# Simplification of Spherical Bessel functions

• Nov 26th 2009, 07:46 AM
MrWaeseL
Simplification of Spherical Bessel functions
From here:

http://i48.tinypic.com/2n7304h.png

Why isn't the $\displaystyle (-x)^n (1/x)^n$ product simplified to $\displaystyle (-1)^n$?

Thanks in advance for any help.
• Nov 26th 2009, 10:32 AM
Jester
Quote:

Originally Posted by MrWaeseL
From here:

http://i48.tinypic.com/2n7304h.png

Why isn't the $\displaystyle (-x)^n (1/x)^n$ product simplified to $\displaystyle (-1)^n$?

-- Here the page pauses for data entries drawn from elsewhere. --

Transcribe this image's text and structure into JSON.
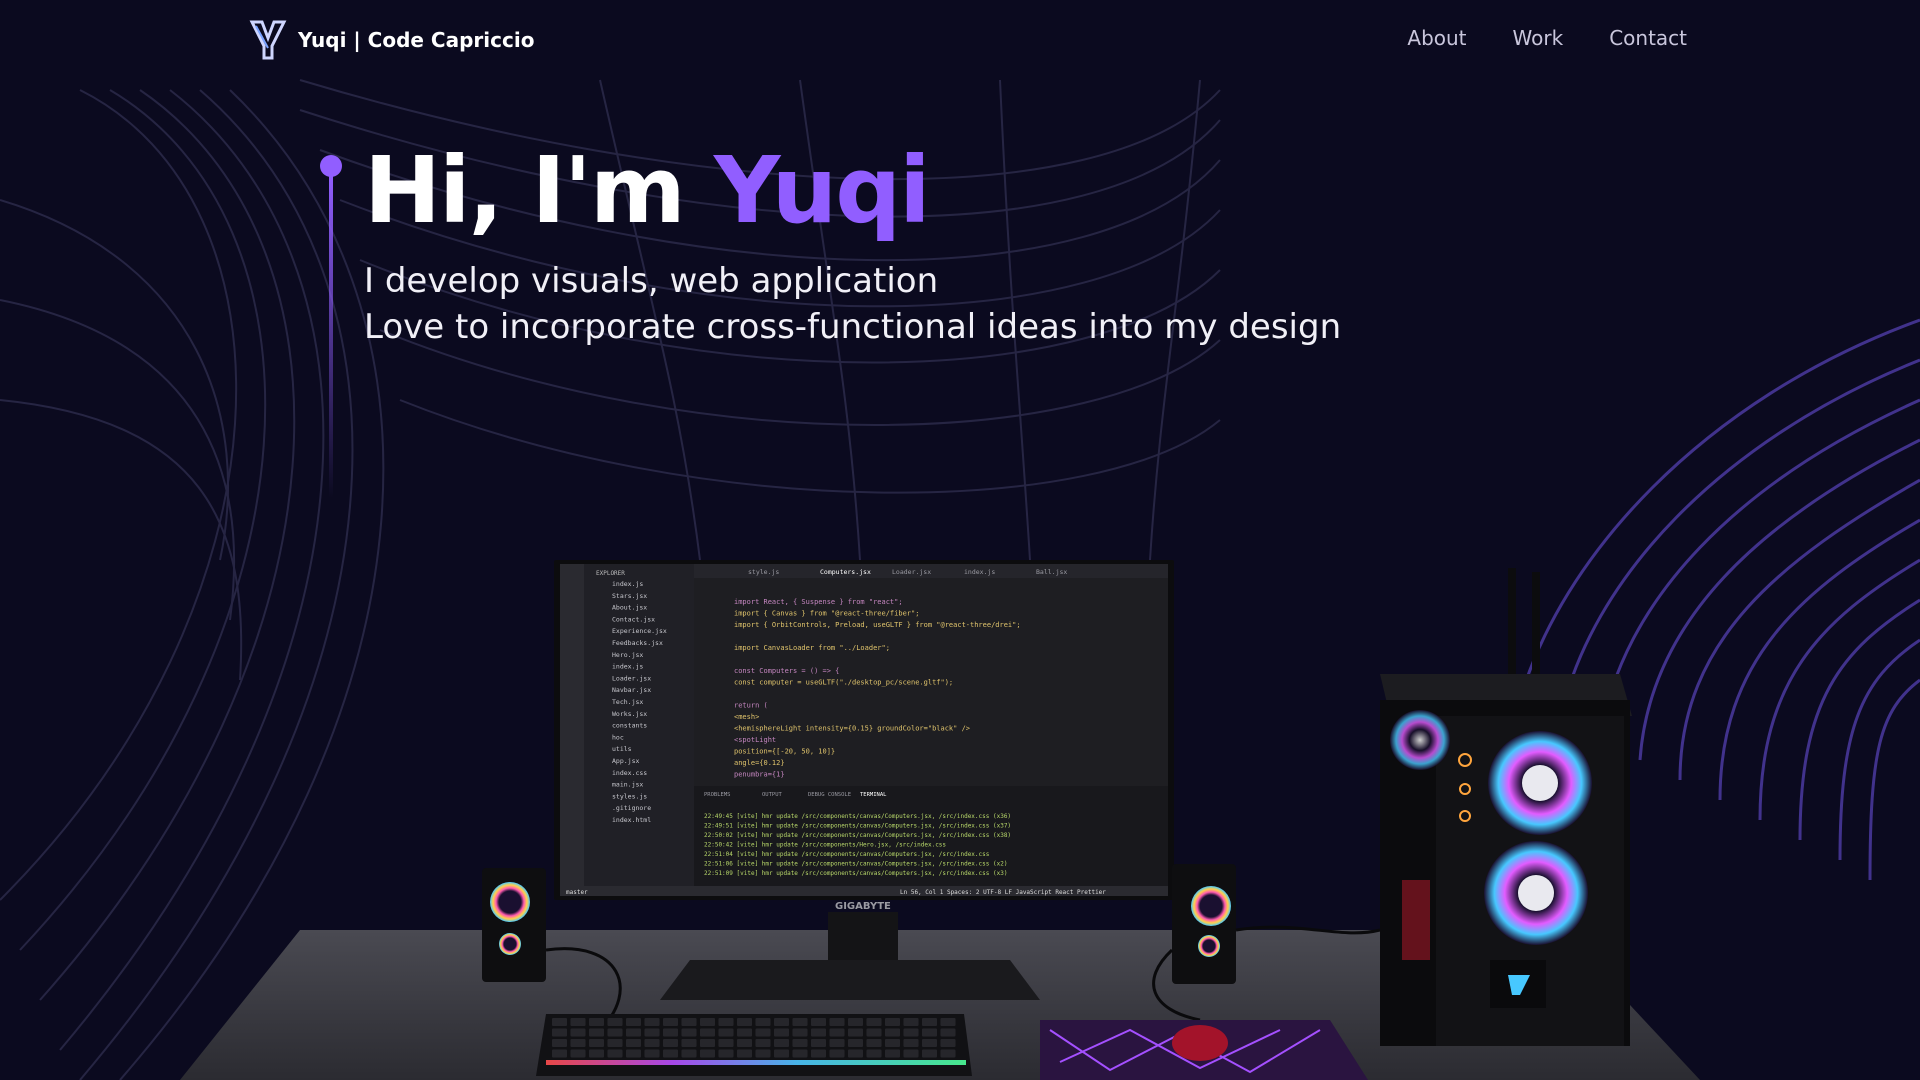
{
  "nav": {
    "brand": "Yuqi | Code Capriccio",
    "links": [
      "About",
      "Work",
      "Contact"
    ]
  },
  "hero": {
    "greeting": "Hi, I'm ",
    "name": "Yuqi",
    "line1": "I develop visuals, web application",
    "line2": "Love to incorporate cross-functional ideas into my design"
  },
  "scene": {
    "monitor_brand": "GIGABYTE",
    "editor_tabs": [
      "style.js",
      "Computers.jsx",
      "Loader.jsx",
      "index.js",
      "Ball.jsx"
    ],
    "explorer_title": "EXPLORER",
    "explorer_files": [
      "index.js",
      "Stars.jsx",
      "About.jsx",
      "Contact.jsx",
      "Experience.jsx",
      "Feedbacks.jsx",
      "Hero.jsx",
      "index.js",
      "Loader.jsx",
      "Navbar.jsx",
      "Tech.jsx",
      "Works.jsx",
      "constants",
      "hoc",
      "utils",
      "App.jsx",
      "index.css",
      "main.jsx",
      "styles.js",
      ".gitignore",
      "index.html"
    ],
    "code_lines": [
      "import React, { Suspense } from \"react\";",
      "import { Canvas } from \"@react-three/fiber\";",
      "import { OrbitControls, Preload, useGLTF } from \"@react-three/drei\";",
      "",
      "import CanvasLoader from \"../Loader\";",
      "",
      "const Computers = () => {",
      "  const computer = useGLTF(\"./desktop_pc/scene.gltf\");",
      "",
      "  return (",
      "    <mesh>",
      "      <hemisphereLight intensity={0.15} groundColor=\"black\" />",
      "      <spotLight",
      "        position={[-20, 50, 10]}",
      "        angle={0.12}",
      "        penumbra={1}"
    ],
    "panel_tabs": [
      "PROBLEMS",
      "OUTPUT",
      "DEBUG CONSOLE",
      "TERMINAL"
    ],
    "terminal_lines": [
      "22:49:45 [vite] hmr update /src/components/canvas/Computers.jsx, /src/index.css (x36)",
      "22:49:51 [vite] hmr update /src/components/canvas/Computers.jsx, /src/index.css (x37)",
      "22:50:02 [vite] hmr update /src/components/canvas/Computers.jsx, /src/index.css (x38)",
      "22:50:42 [vite] hmr update /src/components/Hero.jsx, /src/index.css",
      "22:51:04 [vite] hmr update /src/components/canvas/Computers.jsx, /src/index.css",
      "22:51:06 [vite] hmr update /src/components/canvas/Computers.jsx, /src/index.css (x2)",
      "22:51:09 [vite] hmr update /src/components/canvas/Computers.jsx, /src/index.css (x3)"
    ],
    "status_left": "master",
    "status_right": "Ln 56, Col 1   Spaces: 2   UTF-8   LF   JavaScript React   Prettier"
  },
  "colors": {
    "background": "#0b0a1f",
    "accent": "#915eff",
    "text": "#ffffff",
    "muted": "#c9c6dc"
  }
}
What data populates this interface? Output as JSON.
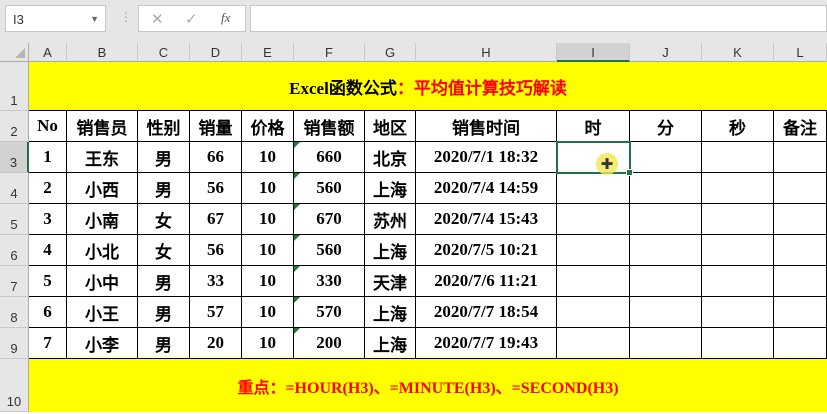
{
  "formula_bar": {
    "name_box": "I3",
    "cancel_icon": "✕",
    "enter_icon": "✓",
    "fx_label": "fx",
    "formula": ""
  },
  "columns": [
    "A",
    "B",
    "C",
    "D",
    "E",
    "F",
    "G",
    "H",
    "I",
    "J",
    "K",
    "L"
  ],
  "rows": [
    "1",
    "2",
    "3",
    "4",
    "5",
    "6",
    "7",
    "8",
    "9",
    "10"
  ],
  "title": {
    "black": "Excel函数公式",
    "red": "：平均值计算技巧解读"
  },
  "headers": [
    "No",
    "销售员",
    "性别",
    "销量",
    "价格",
    "销售额",
    "地区",
    "销售时间",
    "时",
    "分",
    "秒",
    "备注"
  ],
  "data": [
    [
      "1",
      "王东",
      "男",
      "66",
      "10",
      "660",
      "北京",
      "2020/7/1 18:32",
      "",
      "",
      "",
      ""
    ],
    [
      "2",
      "小西",
      "男",
      "56",
      "10",
      "560",
      "上海",
      "2020/7/4 14:59",
      "",
      "",
      "",
      ""
    ],
    [
      "3",
      "小南",
      "女",
      "67",
      "10",
      "670",
      "苏州",
      "2020/7/4 15:43",
      "",
      "",
      "",
      ""
    ],
    [
      "4",
      "小北",
      "女",
      "56",
      "10",
      "560",
      "上海",
      "2020/7/5 10:21",
      "",
      "",
      "",
      ""
    ],
    [
      "5",
      "小中",
      "男",
      "33",
      "10",
      "330",
      "天津",
      "2020/7/6 11:21",
      "",
      "",
      "",
      ""
    ],
    [
      "6",
      "小王",
      "男",
      "57",
      "10",
      "570",
      "上海",
      "2020/7/7 18:54",
      "",
      "",
      "",
      ""
    ],
    [
      "7",
      "小李",
      "男",
      "20",
      "10",
      "200",
      "上海",
      "2020/7/7 19:43",
      "",
      "",
      "",
      ""
    ]
  ],
  "note": "重点：=HOUR(H3)、=MINUTE(H3)、=SECOND(H3)",
  "colors": {
    "band": "#ffff00",
    "red": "#ff0000",
    "selection": "#217346"
  }
}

Thanks in advance for any help.

Because it's an operator not just an algebraic expression. To demonstrate let $\displaystyle n = 2$ (and $\displaystyle f(x) = \frac{\sin x}{x}$ ) so

$\displaystyle (-x)^2 \left(\frac{1}{x} \frac{d}{dx} \right)^2 f(x) = x^2 \frac{1}{x} \frac{d}{dx} \left(\frac{1}{x} \frac{df}{dx} \right) = \frac{d^2f}{d x^2} - \frac{1}{x} \frac{df}{dx}.$
• Nov 26th 2009, 11:00 AM
MrWaeseL
I see...so it would be wrong to state that $\displaystyle \left(\frac{1}{x} \frac{d}{dx} \right)^n = (\frac{1}{x})^n (\frac{d}{dx})^n$?
• Nov 26th 2009, 12:22 PM
Jester
Quote:

Originally Posted by MrWaeseL
I see...so it would be wrong to state that $\displaystyle \left(\frac{1}{x} \frac{d}{dx} \right)^n = (\frac{1}{x})^n (\frac{d}{dx})^n$?

Absolutely. It only applies when $\displaystyle n = 1$.